Their words were stupid, inconsequential, in the face of Joy sitting there. Their eyes were speaking to each other, saying so much that Joy dared not look. And just last night——
“I wonder what Mabel will say,” she ventured. They paid to her remark the tribute of polite inattention.
“I owe Jerry to you,” said Jerry’s husband; “but I don’t intend to pay you.”
Of course—Jerry was leaving her now! Leaving her and the apartment—alone! She considered this bleak fact, all through the course.

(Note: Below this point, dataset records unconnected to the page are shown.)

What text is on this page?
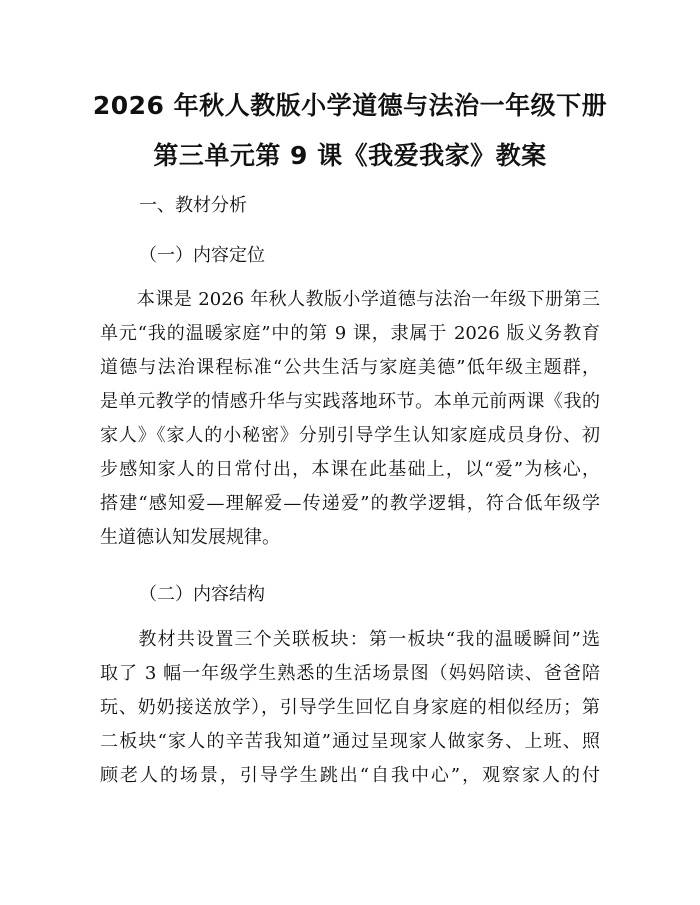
2026 年秋人教版小学道德与法治一年级下册
第三单元第 9 课《我爱我家》教案
一、教材分析
（一）内容定位
　　本课是 2026 年秋人教版小学道德与法治一年级下册第三
单元“我的温暖家庭”中的第 9 课，隶属于 2026 版义务教育
道德与法治课程标准“公共生活与家庭美德”低年级主题群，
是单元教学的情感升华与实践落地环节。本单元前两课《我的
家人》《家人的小秘密》分别引导学生认知家庭成员身份、初
步感知家人的日常付出，本课在此基础上，以“爱”为核心，
搭建“感知爱—理解爱—传递爱”的教学逻辑，符合低年级学
生道德认知发展规律。
（二）内容结构
　　教材共设置三个关联板块：第一板块“我的温暖瞬间”选
取了 3 幅一年级学生熟悉的生活场景图（妈妈陪读、爸爸陪
玩、奶奶接送放学），引导学生回忆自身家庭的相似经历；第
二板块“家人的辛苦我知道”通过呈现家人做家务、上班、照
顾老人的场景，引导学生跳出“自我中心”，观察家人的付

At last, breaking in upon the conversation of eyes, she said: “What will you do with the apartment, Jerry?”
“Oh, I don’t know,” said Jerry. “The lease will be up in July. Why don’t you stay in it till then? Phil and I are going to live in his apartment here, until we get a house in the suburbs, so I shan’t be moving out my stuff for some time.”
To stay in the apartment—with the ghost of Sarah in curl-papers and wrapper whining through the kitchenette—and the purple kimono and pink mules gone from everywhere. . . . She did not bring the thought to the surface of the table. “You two in the suburbs!” she exclaimed instead, in faint derision.
Jerry hardly smiled. People in love always lost their sense of humour, but you wouldn’t think Jerry——
“Apartment life would merely be existing for us,” said Phil. “We are going to live.”
Their eyes trembled together in close embrace. . . . Joy hurried through her dessert; the others had made no pretense of eating. Their appetite was as if they had just come in from luncheon. All three were regarding the meal as a more or less disagreeable formality to be gotten through with as quickly as possible. But when they had finished, they grew embarrassed at their haste, and everyone tried to be jovial, lingering over the coffee.
“Last night at this time,” said Phil, “I was telling our cousin just why I didn’t like younger or older women.”